Age is still considered a risk factor in the repair of acute type A aortic dissection. Instead of total arch replacement, we performed hemiarch or partial arch replacement with intimal tear exclusion to reduce death in elderly patients and evaluated early-term and midterm outcomes.Methods.
From January 2004 to April 2012, 59 patients older than 70 years (mean age, 77.0 ± 4.3 years) underwent emergency operations for acute type A aortic dissection at our institution. We performed hemiarch, partial arch, or total arch replacement, according to the location of the primary entry tear. The characteristics, surgical procedures, and early-term and midterm outcomes of these patients were reviewed.Results.
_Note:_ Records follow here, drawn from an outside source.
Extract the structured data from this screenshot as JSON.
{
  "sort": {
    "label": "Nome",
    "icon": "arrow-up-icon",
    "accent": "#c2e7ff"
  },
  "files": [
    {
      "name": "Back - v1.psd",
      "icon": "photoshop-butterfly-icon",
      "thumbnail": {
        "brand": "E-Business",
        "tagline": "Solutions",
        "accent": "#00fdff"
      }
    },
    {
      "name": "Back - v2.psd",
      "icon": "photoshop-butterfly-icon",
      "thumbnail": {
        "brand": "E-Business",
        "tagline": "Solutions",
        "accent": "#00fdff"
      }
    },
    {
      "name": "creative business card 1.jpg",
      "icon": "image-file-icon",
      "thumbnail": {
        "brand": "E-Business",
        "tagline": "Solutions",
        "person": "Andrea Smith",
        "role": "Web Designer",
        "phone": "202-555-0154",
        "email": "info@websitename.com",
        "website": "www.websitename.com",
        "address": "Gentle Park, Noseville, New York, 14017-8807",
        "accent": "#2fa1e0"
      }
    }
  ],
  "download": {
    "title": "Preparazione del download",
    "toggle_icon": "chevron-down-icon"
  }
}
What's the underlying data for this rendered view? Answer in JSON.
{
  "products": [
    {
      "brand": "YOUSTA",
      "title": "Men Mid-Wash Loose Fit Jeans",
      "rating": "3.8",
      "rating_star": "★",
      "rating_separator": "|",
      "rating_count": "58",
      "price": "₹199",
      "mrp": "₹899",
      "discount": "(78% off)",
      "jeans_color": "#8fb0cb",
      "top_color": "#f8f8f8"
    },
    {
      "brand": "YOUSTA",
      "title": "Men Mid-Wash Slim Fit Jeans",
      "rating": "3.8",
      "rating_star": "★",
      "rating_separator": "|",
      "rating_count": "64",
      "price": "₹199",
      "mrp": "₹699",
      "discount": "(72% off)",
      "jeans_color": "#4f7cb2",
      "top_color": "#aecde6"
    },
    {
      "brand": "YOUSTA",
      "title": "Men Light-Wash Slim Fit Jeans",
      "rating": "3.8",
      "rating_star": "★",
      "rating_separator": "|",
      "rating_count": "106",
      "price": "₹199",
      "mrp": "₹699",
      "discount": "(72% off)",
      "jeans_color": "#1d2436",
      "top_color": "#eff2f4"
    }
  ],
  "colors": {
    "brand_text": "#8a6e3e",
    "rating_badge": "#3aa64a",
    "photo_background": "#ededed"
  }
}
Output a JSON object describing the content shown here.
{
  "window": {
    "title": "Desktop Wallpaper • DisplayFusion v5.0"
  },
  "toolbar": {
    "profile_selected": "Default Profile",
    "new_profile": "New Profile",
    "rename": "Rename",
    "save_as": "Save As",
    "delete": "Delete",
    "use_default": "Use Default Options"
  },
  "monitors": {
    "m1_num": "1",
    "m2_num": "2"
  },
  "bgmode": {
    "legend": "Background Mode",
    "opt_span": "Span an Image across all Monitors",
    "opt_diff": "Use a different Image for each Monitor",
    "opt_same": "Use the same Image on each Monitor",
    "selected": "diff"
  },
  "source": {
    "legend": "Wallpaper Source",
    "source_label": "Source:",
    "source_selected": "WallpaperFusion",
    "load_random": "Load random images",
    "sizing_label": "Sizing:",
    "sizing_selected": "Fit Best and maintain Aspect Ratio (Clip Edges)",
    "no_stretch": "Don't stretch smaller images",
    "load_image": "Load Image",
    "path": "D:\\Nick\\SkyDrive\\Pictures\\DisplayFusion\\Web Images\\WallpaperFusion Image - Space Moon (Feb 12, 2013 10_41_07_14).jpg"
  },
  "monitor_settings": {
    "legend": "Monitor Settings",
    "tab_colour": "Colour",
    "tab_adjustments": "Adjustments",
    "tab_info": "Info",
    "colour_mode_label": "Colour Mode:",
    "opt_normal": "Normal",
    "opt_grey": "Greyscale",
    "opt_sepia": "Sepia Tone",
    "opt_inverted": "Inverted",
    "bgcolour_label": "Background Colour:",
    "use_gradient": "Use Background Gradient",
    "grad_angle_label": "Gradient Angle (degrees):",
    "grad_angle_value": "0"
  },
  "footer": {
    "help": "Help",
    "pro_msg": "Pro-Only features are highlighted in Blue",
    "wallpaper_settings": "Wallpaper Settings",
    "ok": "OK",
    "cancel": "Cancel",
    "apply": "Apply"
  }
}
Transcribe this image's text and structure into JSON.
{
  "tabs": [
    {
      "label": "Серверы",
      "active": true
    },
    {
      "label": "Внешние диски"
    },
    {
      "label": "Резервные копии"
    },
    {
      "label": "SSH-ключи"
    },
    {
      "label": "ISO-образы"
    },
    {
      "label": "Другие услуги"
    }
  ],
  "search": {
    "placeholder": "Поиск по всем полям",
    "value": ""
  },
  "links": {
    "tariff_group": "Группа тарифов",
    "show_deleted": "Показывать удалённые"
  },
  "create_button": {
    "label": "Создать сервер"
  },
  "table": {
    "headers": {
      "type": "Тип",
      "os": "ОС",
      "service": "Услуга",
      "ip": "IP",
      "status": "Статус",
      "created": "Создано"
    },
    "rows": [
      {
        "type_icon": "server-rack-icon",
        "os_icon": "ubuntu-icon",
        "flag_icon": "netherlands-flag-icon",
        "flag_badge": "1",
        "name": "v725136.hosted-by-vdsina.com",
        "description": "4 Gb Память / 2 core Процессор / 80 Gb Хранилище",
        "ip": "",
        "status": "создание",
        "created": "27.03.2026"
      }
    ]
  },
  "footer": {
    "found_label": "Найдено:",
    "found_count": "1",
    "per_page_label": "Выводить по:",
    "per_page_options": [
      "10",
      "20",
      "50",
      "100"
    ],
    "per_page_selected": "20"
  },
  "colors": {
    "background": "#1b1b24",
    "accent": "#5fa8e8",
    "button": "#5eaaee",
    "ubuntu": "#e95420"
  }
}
We performed hemiarch replacement in 47 patients, partial arch replacement in 4, and total arch replacement in 8. The primary entry site was excluded in 56 of 59 patients (94.9%). In-hospital mortality was 6.8%, and neurologic impairment occurred in 25.4%. We obtained midterm outcomes for 55 of 59 patients, with a mean follow-up period of 43.9 ± 23.7 months. Fourteen patients died, two of these of aortic-related causes. One patient required repeat aortic operation for rupture of a pseudoaneurysm. Follow-up computed tomography imaging was done in 28 of 55 patients during the 12 months after the operation. No significant difference was noted in the increase in maximal aortic diameter between patients with and without residual dissection.Conclusions.
In-hospital mortality was 6.8%; relatively low compared with previous reports. Hemiarch and partial arch replacement with entry tear exclusion may reduce deaths associated with acute type A aortic dissection repair in elderly patients, without increasing the risk of reoperation and aortic-related death.